ST. LOUIS (AP) — Defense has always been enough to keep Yadier Molina in the St. Louis Cardinals' lineup. This season, the youngest of three catching brothers in the major leagues has been even more impressive with his bat.

Molina has won the last two National League Gold Gloves with an arm that dissuades base-stealers from even trying and a devastating pick-off move to first. And so far this year, he also has 22 RBIs, a .301 average that goes up to .325 with runners in scoring position and a few clutch performances at the plate.

"He's a great player all-around," pitcher Chris Carpenter said. "Everybody talks about his defense and the things he does behind the plate.

"He's no slouch at the plate and he never was."

The 27-year-old Molina used to be the kid brother of Bengie and Jose Molina, two other major league catchers from the Puerto Rican family. Now that he's coming off his first All-Star season, he is the Molina brother who first comes to mind.

"He's the best at what he does," Astros speedster Michael Bourn said. "The best catcher in the majors."

Molina had three RBIs on Sunday at Pittsburgh, two days after getting four hits and four RBIs in another victory over the Pirates. During the last homestand, he came through with the go-ahead hit in consecutive games while sounding anything but cocky.

"We got the win," Molina said. "I just want to be the guy.
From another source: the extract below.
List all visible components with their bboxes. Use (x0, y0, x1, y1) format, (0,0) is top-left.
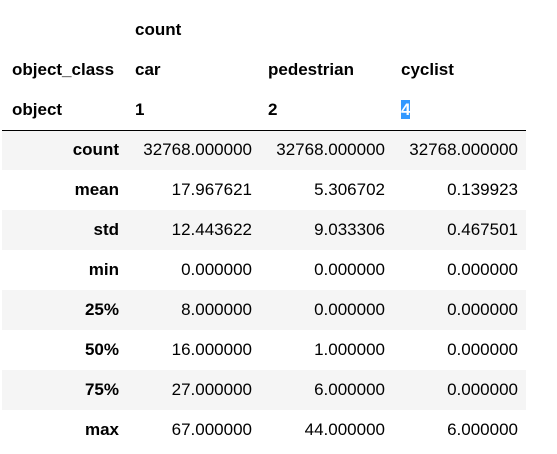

You've got to come every day ready to go."

Molina hit a grand slam on opening day and finished April with 15 RBIs, the second-most by a Cardinals catcher in a month trailing only Ted Simmons' 20 in 1977. He is tough away from Busch Stadium, too, with 16 RBIs on the road while most often batting sixth.

With the bases loaded, he's 4 for 5 with 11 RBIs.

"He likes to be in that situation, it starts that way," manager Tony La Russa said. "He enjoys the RBI situation, and the bigger the at-bat, the more he gets fired up."

In 103 at-bats, he's struck out only 12 times, has a .379 on-base percentage and four steals in five attempts; he's not particularly fast, so he takes advantage when opposing pitchers apparently forget about him.

Beyond his imposing arm that has thrown out seven of 13 runners attempting to steal, pitchers rely on Molina's judgment. While working seven scoreless innings in a recent victory over the Braves, rookie left-hander Jaime Garcia said he never shook off Molina's signs.

"He's the best, man, he's awesome," Garcia said. "When you have a guy back there that's the best in baseball you trust him. You know it's going to be the right pitch every time."

Since 2005, Molina is the majors' best against the steal with a success rate of 42 percent.

Durable, too. Molina caught all 20 innings in a 2-1 marathon loss to the Mets last month. He started 136 games last season, tops in the majors.

"So much fun to watch," La Russa said. "The way he throws, the way he thinks, the way he mixes up the sequences. If you watch him and only him, it's worth the price of admission."